Six weeks after Iraqis cast ballots in the country's first democratic elections, the new parliament has finally met. But the ceremonial opening in Baghdad yesterday immediately became the target of mortar attacks from insurgents.

During a ceremony that lasted about two hours, members of the new body took turns to pledge to work towards stability in Iraq, while windows rattled and lights flickered in the building as mortar shells struck the fortified Green Zone compound. No casualties were reported in the attack which was later claimed by al-Qa'ida's Iraqi wing. Each of the 275 MPs was eventually sworn in to rounds of applause.

As the parliament met, police blocked many main roads and fired weapons into the air to keep residents at a distance. Large numbers of US helicopters and warplanes were also deployed.

The assembly's first debate was an anti-climax. Rival parliamentary blocs failed to agree over the shape of a new government. Iraq's Shia and Kurdish communities, who together won at least 215 of the 275 seats in the new parliament in the elections on 30 January, have been arguing over the country's future for weeks at closed-door meetings.

Neither group can appoint ministers and govern without the other; Iraq's rules require a two-thirds majority of voters to appoint a president, who must then form a government.

The Kurdish bloc is insisting on control over the 100,000-strong peshmerga militia as well as guarantees on the future status of Kirkuk, the disputed oil-rich city in northern Iraq which Kurds consider part of their ancestral homeland.

The Kurds have also demanded that the Shia, led by the clerical hierarchy in the holy city of Najaf, bring the 40-seat United Iraqi coalition, led by Iyad Allawi, the interim Prime Minister, into the government. Leaders of the Shia coalition have repeatedly snubbed Mr Allawi, a secular Shia with close ties to the US.

Despite the underlying tensions, disagreements and frustrations, Iraqi politicians hailed the day as an important one in the country's rebirth. "Iraq has liberated itself after shedding rivers of blood," the Kurdish leader Jalal Talabani, Iraq's most likely next president, told the 260 or so parliamentarians gathered.

Sheikh Ghazi al-Yawer, Iraq's current President and a member of the restless Sunni Arab minority, urged legislators to draw his embattled community into the political process. Sunni Arabs largely boycotted the election and are under-represented in the parliament. "We ask God to give us the courage to preserve the rights of those who did not participate," he told his colleagues. "We are not divided into winners and losers. We are either all winner or all losers."
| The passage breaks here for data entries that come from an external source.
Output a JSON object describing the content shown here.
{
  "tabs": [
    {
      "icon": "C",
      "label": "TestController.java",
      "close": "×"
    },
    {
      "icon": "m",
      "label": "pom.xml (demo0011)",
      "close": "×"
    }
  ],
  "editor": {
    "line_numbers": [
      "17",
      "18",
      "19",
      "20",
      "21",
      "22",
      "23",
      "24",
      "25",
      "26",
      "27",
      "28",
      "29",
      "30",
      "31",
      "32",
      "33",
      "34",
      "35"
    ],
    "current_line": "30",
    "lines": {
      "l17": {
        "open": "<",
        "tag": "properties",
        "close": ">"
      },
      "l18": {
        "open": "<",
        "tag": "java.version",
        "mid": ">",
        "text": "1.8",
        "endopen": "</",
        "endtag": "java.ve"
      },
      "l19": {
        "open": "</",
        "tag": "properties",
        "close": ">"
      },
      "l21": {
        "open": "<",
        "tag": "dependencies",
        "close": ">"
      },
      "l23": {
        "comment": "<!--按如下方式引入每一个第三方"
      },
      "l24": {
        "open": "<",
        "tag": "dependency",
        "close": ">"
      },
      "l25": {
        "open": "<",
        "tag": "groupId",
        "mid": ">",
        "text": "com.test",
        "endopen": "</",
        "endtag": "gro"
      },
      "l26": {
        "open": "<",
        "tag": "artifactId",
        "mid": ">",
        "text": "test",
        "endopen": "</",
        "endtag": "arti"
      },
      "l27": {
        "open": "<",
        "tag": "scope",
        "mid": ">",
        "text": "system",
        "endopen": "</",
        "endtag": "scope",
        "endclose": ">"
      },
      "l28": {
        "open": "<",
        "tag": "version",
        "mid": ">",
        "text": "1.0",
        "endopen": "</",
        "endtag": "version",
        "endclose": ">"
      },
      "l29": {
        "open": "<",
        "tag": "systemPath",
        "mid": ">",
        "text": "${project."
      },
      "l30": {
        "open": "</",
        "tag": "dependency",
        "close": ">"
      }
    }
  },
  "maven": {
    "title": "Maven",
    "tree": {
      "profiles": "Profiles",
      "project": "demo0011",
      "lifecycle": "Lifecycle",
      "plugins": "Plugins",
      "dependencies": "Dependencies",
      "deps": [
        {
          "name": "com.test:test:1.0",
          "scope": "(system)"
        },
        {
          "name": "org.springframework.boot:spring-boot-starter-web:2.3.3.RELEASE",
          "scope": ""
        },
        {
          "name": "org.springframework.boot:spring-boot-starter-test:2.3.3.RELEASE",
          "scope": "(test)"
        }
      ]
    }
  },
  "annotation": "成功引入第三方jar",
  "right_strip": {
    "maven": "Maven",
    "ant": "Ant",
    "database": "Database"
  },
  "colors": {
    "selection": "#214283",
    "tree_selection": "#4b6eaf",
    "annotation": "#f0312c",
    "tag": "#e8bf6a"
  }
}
* Iraq could soon become "the biggest corruption scandal in history" if its newly elected government does not implement efficient measures to combat institutionalised bribery and fraud, a report warns. The US-led former coalition provisional authority comes under fire in this year's Transparency International study for mishandling the post-war reconstruction process and encouraging corruption to become rife in the management of Iraqi oil revenues and awarding of construction contracts. "The US has been a poor role model in how to keep corrupt practices at bay," the report says.